I’ve been away from the computer lately. This past weekend, we had a 27 mile kayak trip down the Wisconsin River from the Hwy 23 bridge near Spring Green to Port Andrew. I was really glad to get out. Lots and lots of bird life. D. leaves for Alaska on Monday. After he gets back, we’ll do another Wisconsin River trip. The plan is to go from Muscoda to Millville on the weekend nearest the Summer Solstice. That’s 32 miles and we’ll do it in two nights. It should be a pretty relaxed trip. I expect mosquitoes will be an issue on that trip. They really weren’t this time around.
When we decided to enlarge the garden this spring, we decided that we would grow asparagus. Since asparagus seeds take so long to germinate, it was suggested that we plant radishes as a marker crop. Indeed, the radishes came up quickly, but it took a few weeks to get to this point. These radishes are actually a bit more red and a little less pink than the photo suggests, but they are definitely anything but the beautiful looking, but dull tasting radishes that I bought at the store a few weeks ago turned out to be. I might as well have been biting into a raw potato for all the flavor I got from those. I took this picture as soon as I had them in the house and washed. We’ve been eating them on salad. I also saved the tops and those ended up in quiche with spinach, mushrooms and onions. Now we have almost all the wildflowers planted, most of the tomato plants and a tomatillo planted as well as some brussels sprouts and cauliflower. I still need to get the rest of the tomatoes in and plant the basil plants and I think we’ll start some beets and another crop of radishes from seed. Pea plants are up, onions and garlic are growing. The greens (chard, lettuce and spinach) appear not to be growing very fast where they are and I think we’ll turn that area into wild woodland flowers when we are done with this crop. It was the best I could do last year to increase the area in which I could grow vegetables last year, but that was before the front yard expansion.

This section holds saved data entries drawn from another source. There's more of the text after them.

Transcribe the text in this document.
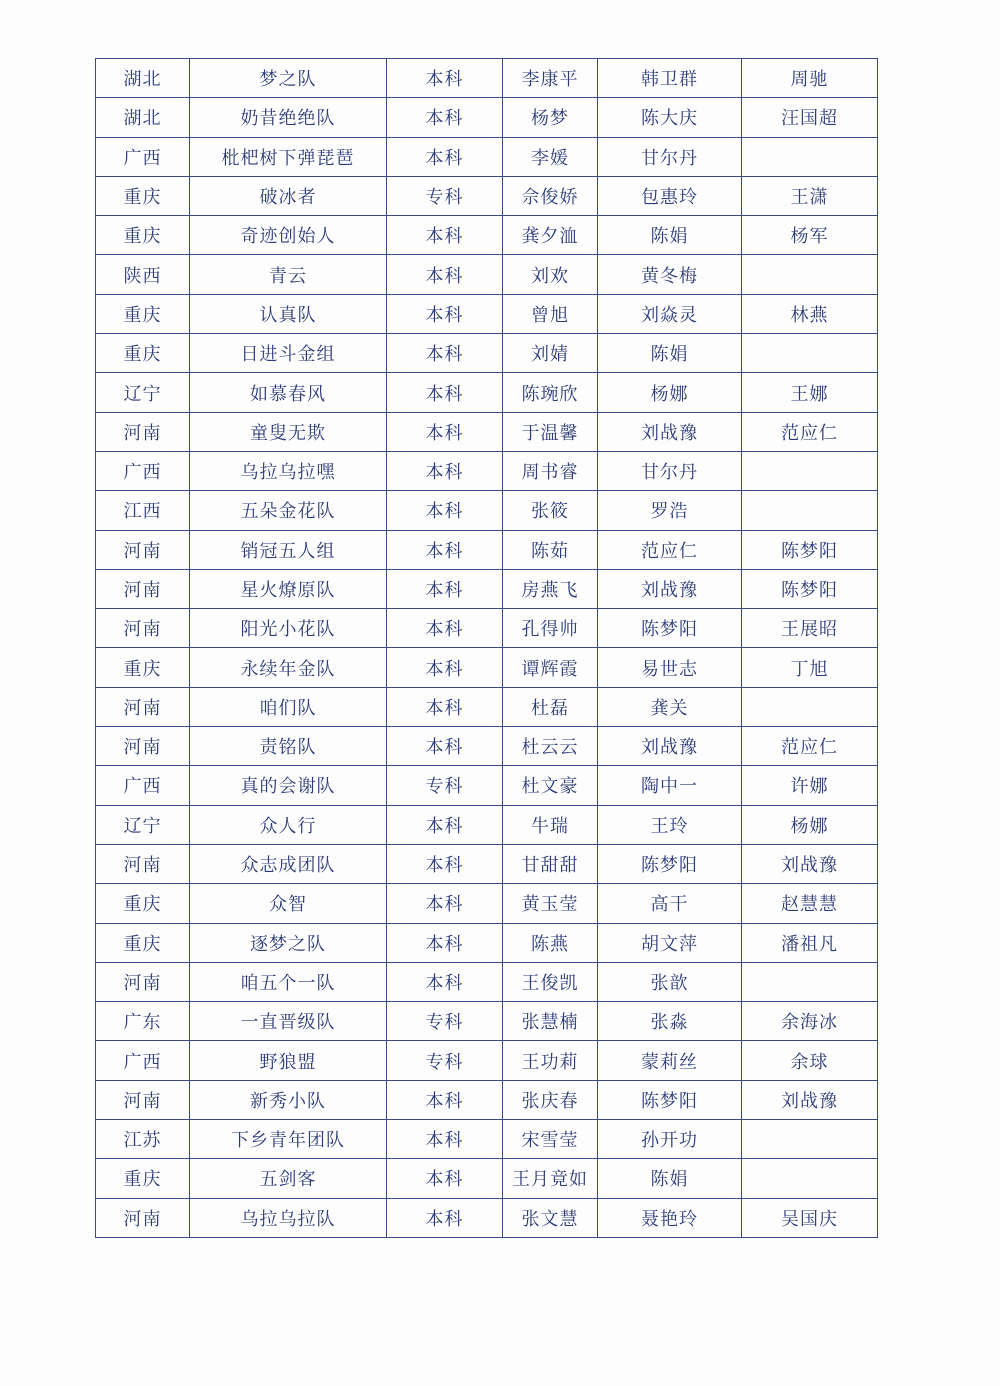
湖北	梦之队	本科	李康平	韩卫群	周驰
湖北	奶昔绝绝队	本科	杨梦	陈大庆	汪国超
广西	枇杷树下弹琵琶	本科	李媛	甘尔丹	
重庆	破冰者	专科	佘俊娇	包惠玲	王潇
重庆	奇迹创始人	本科	龚夕洫	陈娟	杨军
陕西	青云	本科	刘欢	黄冬梅	
重庆	认真队	本科	曾旭	刘焱灵	林燕
重庆	日进斗金组	本科	刘婧	陈娟	
辽宁	如慕春风	本科	陈琬欣	杨娜	王娜
河南	童叟无欺	本科	于温馨	刘战豫	范应仁
广西	乌拉乌拉嘿	本科	周书睿	甘尔丹	
江西	五朵金花队	本科	张筱	罗浩	
河南	销冠五人组	本科	陈茹	范应仁	陈梦阳
河南	星火燎原队	本科	房燕飞	刘战豫	陈梦阳
河南	阳光小花队	本科	孔得帅	陈梦阳	王展昭
重庆	永续年金队	本科	谭辉霞	易世志	丁旭
河南	咱们队	本科	杜磊	龚关	
河南	责铭队	本科	杜云云	刘战豫	范应仁
广西	真的会谢队	专科	杜文豪	陶中一	许娜
辽宁	众人行	本科	牛瑞	王玲	杨娜
河南	众志成团队	本科	甘甜甜	陈梦阳	刘战豫
重庆	众智	本科	黄玉莹	高干	赵慧慧
重庆	逐梦之队	本科	陈燕	胡文萍	潘祖凡
河南	咱五个一队	本科	王俊凯	张歆	
广东	一直晋级队	专科	张慧楠	张淼	余海冰
广西	野狼盟	专科	王功莉	蒙莉丝	余球
河南	新秀小队	本科	张庆春	陈梦阳	刘战豫
江苏	下乡青年团队	本科	宋雪莹	孙开功	
重庆	五剑客	本科	王月竟如	陈娟	
河南	乌拉乌拉队	本科	张文慧	聂艳玲	吴国庆
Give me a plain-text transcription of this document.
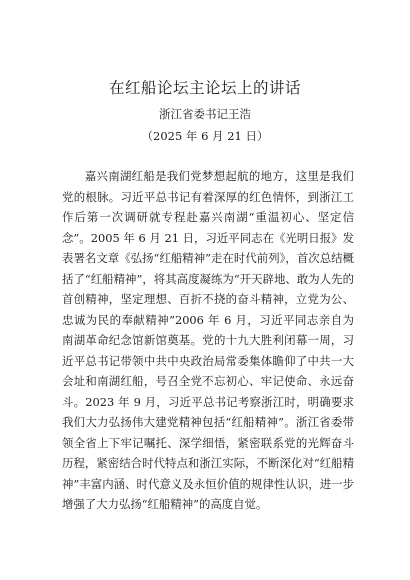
在红船论坛主论坛上的讲话
浙江省委书记王浩
（2025 年 6 月 21 日）

嘉兴南湖红船是我们党梦想起航的地方，这里是我们党的根脉。习近平总书记有着深厚的红色情怀，到浙江工作后第一次调研就专程赴嘉兴南湖“重温初心、坚定信念”。2005 年 6 月 21 日，习近平同志在《光明日报》发表署名文章《弘扬“红船精神”走在时代前列》，首次总结概括了“红船精神”，将其高度凝练为“开天辟地、敢为人先的首创精神，坚定理想、百折不挠的奋斗精神，立党为公、忠诚为民的奉献精神”2006 年 6 月，习近平同志亲自为南湖革命纪念馆新馆奠基。党的十九大胜利闭幕一周，习近平总书记带领中共中央政治局常委集体瞻仰了中共一大会址和南湖红船，号召全党不忘初心、牢记使命、永远奋斗。2023 年 9 月，习近平总书记考察浙江时，明确要求我们大力弘扬伟大建党精神包括“红船精神”。浙江省委带领全省上下牢记嘱托、深学细悟，紧密联系党的光辉奋斗历程，紧密结合时代特点和浙江实际，不断深化对“红船精神”丰富内涵、时代意义及永恒价值的规律性认识，进一步增强了大力弘扬“红船精神”的高度自觉。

We’ve moved a lot of hostas to the fence line to try to stem the tide of weeds coming in from the neighbors. We put more hostas in plastic bags and set them out on the curb with a sign that said “free hostas”. They went away that same evening. I’m going to declare a truce in my war on the hostas for a bit now so that I can concentrate on killing something else that the previous occupants of our house thought was a great landscaping plant. Snow on the Mountain. This stuff is pretty and I can see why people plant it, but it is also seriously evil. It’s invading the ferns and the grass, choking the irises, overwhelming the columbine. It must be stopped. My plan is to cut it down and then deprive it of light. Next year, I’ll plant trilliums, may-apple, jack in the pulpits, wild ginger and wild bleeding hearts where it is. Those are all pretty plants. They are all native plants and the only one of them that seems really aggressive is the may-apple.